Four main virotypes among extended-spectrum-ß-lactamase-producing isolates of Escherichia coli O25b:H4-B2-ST131: bacterial, epidemiological, and clinical characteristics.

A total of 1,021 extended-spectrum-ß-lactamase-producing Escherichia coli (ESBLEC) isolates obtained in 2006 during a Spanish national survey conducted in 44 hospitals were analyzed for the presence of the O25b:H4-B2-ST131 (sequence type 131) clonal group. Overall, 195 (19%) O25b-ST131 isolates were detected, with prevalence rates ranging from 0% to 52% per hospital. Molecular characterization of 130 representative O25b-ST131 isolates showed that 96 (74%) were positive for CTX-M-15, 15 (12%) for CTX-M-14, 9 (7%) for SHV-12, 6 (5%) for CTX-M-9, 5 (4%) for CTX-M-32, and 1 (0.7%) each for CTX-M-3 and the new ESBL enzyme CTX-M-103. The 130 O25b-ST131 isolates exhibited relatively high virulence scores (mean, 14.4 virulence genes). Although the virulence profiles of the O25b-ST131 isolates were fairly homogeneous, they could be classified into four main virotypes based on the presence or absence of four distinctive virulence genes: virotypes A (22%) (afa FM955459 positive, iroN negative, ibeA negative, sat positive or negative), B (31%) (afa FM955459 negative, iroN positive, ibeA negative, sat positive or negative), C (32%) (afa FM955459 negative, iroN negative, ibeA negative, sat positive), and D (13%) (afa FM955459 negative, iroN positive or negative, ibeA positive, sat positive or negative). The four virotypes were also identified in other countries, with virotype C being overrepresented internationally. Correspondingly, an analysis of XbaI macrorestriction profiles revealed four major clusters, which were largely virotype specific. Certain epidemiological and clinical features corresponded with the virotype. Statistically significant virotype-specific associations included, for virotype B, older age and a lower frequency of infection (versus colonization), for virotype C, a higher frequency of infection, and for virotype D, younger age and community-acquired infections.
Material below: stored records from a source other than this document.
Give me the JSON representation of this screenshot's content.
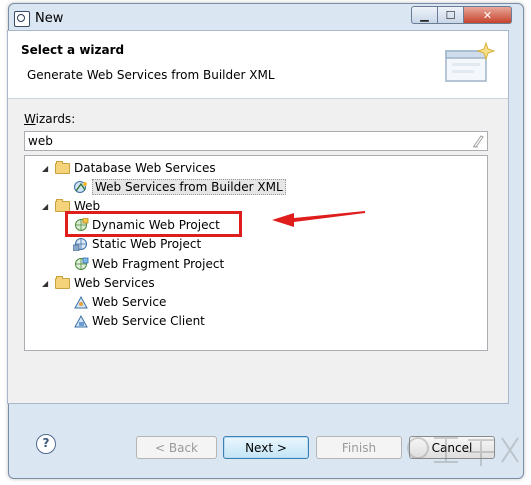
{
  "window": {
    "title": "New"
  },
  "header": {
    "title": "Select a wizard",
    "description": "Generate Web Services from Builder XML"
  },
  "wizards": {
    "label": "Wizards:",
    "filter_value": "web"
  },
  "tree": [
    {
      "label": "Database Web Services",
      "icon": "folder-icon",
      "expanded": true
    },
    {
      "label": "Web Services from Builder XML",
      "icon": "web-service-builder-icon",
      "selected": true
    },
    {
      "label": "Web",
      "icon": "folder-icon",
      "expanded": true
    },
    {
      "label": "Dynamic Web Project",
      "icon": "dynamic-web-project-icon",
      "highlighted": true
    },
    {
      "label": "Static Web Project",
      "icon": "static-web-project-icon"
    },
    {
      "label": "Web Fragment Project",
      "icon": "web-fragment-project-icon"
    },
    {
      "label": "Web Services",
      "icon": "folder-icon",
      "expanded": true
    },
    {
      "label": "Web Service",
      "icon": "web-service-icon"
    },
    {
      "label": "Web Service Client",
      "icon": "web-service-client-icon"
    }
  ],
  "buttons": {
    "back": "< Back",
    "next": "Next >",
    "finish": "Finish",
    "cancel": "Cancel"
  },
  "colors": {
    "highlight": "#e01d1d",
    "arrow": "#e01d1d"
  }
}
In isolates of the O25b:H4-B2-ST131 clonal group, these findings uniquely define four main virotypes, which are internationally distributed, correspond with pulsed-field gel electrophoresis (PFGE) profiles, and exhibit distinctive clinical-epidemiological associations.
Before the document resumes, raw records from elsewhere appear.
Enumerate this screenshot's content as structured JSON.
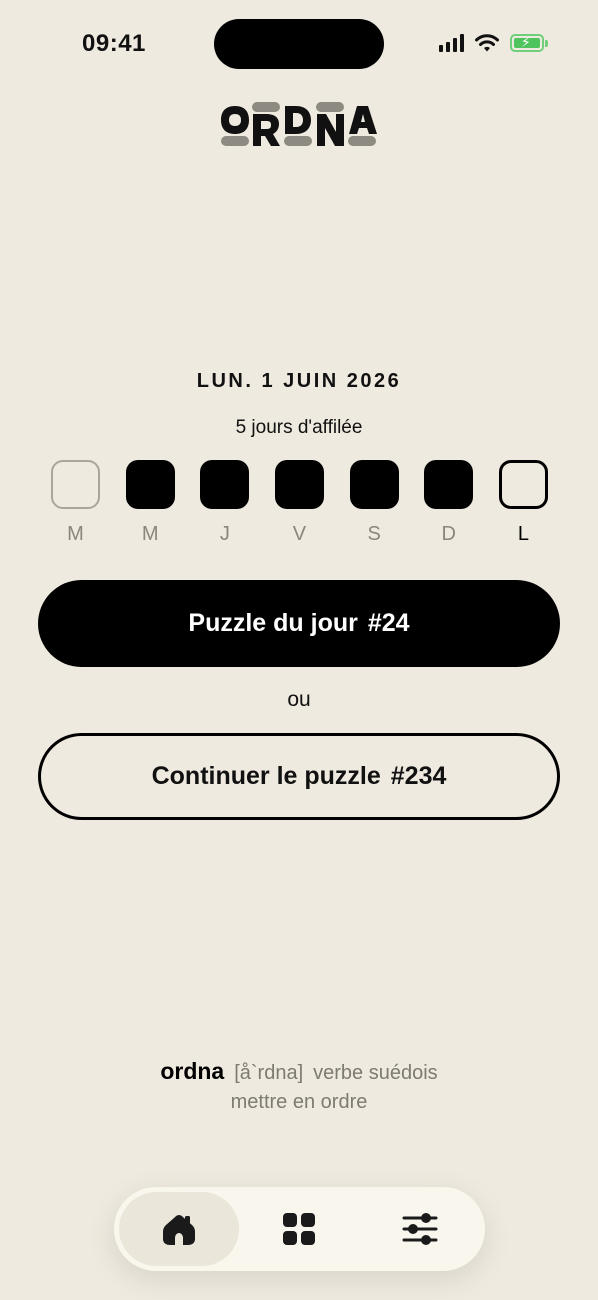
{
  "status_bar": {
    "time": "09:41",
    "icons": [
      "signal-icon",
      "wifi-icon",
      "battery-charging-icon"
    ]
  },
  "logo": {
    "text": "ORDNA",
    "letters": [
      "O",
      "R",
      "D",
      "N",
      "A"
    ]
  },
  "date": "LUN. 1 JUIN 2026",
  "streak_text": "5 jours d'affilée",
  "week": [
    {
      "label": "M",
      "state": "empty"
    },
    {
      "label": "M",
      "state": "done"
    },
    {
      "label": "J",
      "state": "done"
    },
    {
      "label": "V",
      "state": "done"
    },
    {
      "label": "S",
      "state": "done"
    },
    {
      "label": "D",
      "state": "done"
    },
    {
      "label": "L",
      "state": "today"
    }
  ],
  "primary_button": {
    "label": "Puzzle du jour",
    "number": "#24"
  },
  "or_text": "ou",
  "secondary_button": {
    "label": "Continuer le puzzle",
    "number": "#234"
  },
  "definition": {
    "word": "ordna",
    "phonetic": "[å`rdna]",
    "grammar": "verbe suédois",
    "meaning": "mettre en ordre"
  },
  "nav": [
    {
      "name": "home",
      "icon": "home-icon",
      "active": true
    },
    {
      "name": "archive",
      "icon": "grid-icon",
      "active": false
    },
    {
      "name": "settings",
      "icon": "sliders-icon",
      "active": false
    }
  ],
  "colors": {
    "background": "#efeadf",
    "text": "#000000",
    "muted": "#8a867d",
    "nav_background": "#f9f6ee",
    "battery": "#4fc45d"
  }
}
10-Fold increase (2006-11) in the rate of healthy subjects with extended-spectrum ß-lactamase-producing Escherichia coli faecal carriage in a Parisian check-up centre.

OBJECTIVES: In 2006, 0.6% of healthy subjects living in the Paris area had extended-spectrum ß-lactamase (ESBL)-producing Escherichia coli in their gut. To assess the evolution of this rate, a study identical to that of 2006 was conducted in 2011. PARTICIPANTS AND METHODS: Healthy adults who visited the IPC check-up centre in February-March 2011 and agreed to participate, provided stools and answered a questionnaire on the visit day. Stools were analysed to detect ESBL producers and to isolate the dominant E. coli population. ESBLs were molecularly characterized. For the subjects harbouring ESBL-producing E. coli, the phylogenetic group and sequence type (ST) were determined for both ESBL-producing and dominant E. coli isolates. PFGE profiles were also determined when two types of isolates had the same ST. RESULTS: Among the 345 subjects included, 21 (6%) had ESBL-producing E. coli faecal carriage. None of the previously published risk factors was identified. CTX-M accounted for 86% and SHV-12 for 14%. Dominant and ESBL-producing E. coli were similarly distributed into phylogenetic groups (A, 52%-48%; B1, 5%; B2, 24%-14%; and D, 19%-33%). Dominant and ESBL-producing E. coli displayed a polyclonal structure (18 STs each). However, ST10 and ST131 were identified in dominant and ESBL-producing E. coli isolates from different subjects. Most (20/21) ESBL producers were subdominant and belonged (16/21) to STs different from that of the corresponding dominant E. coli. CONCLUSIONS: The 10-fold increase in the rate of healthy subjects with ESBL-producing E. coli faecal carriage over a 5 year period suggests wide dissemination of these isolates in the Parisian community.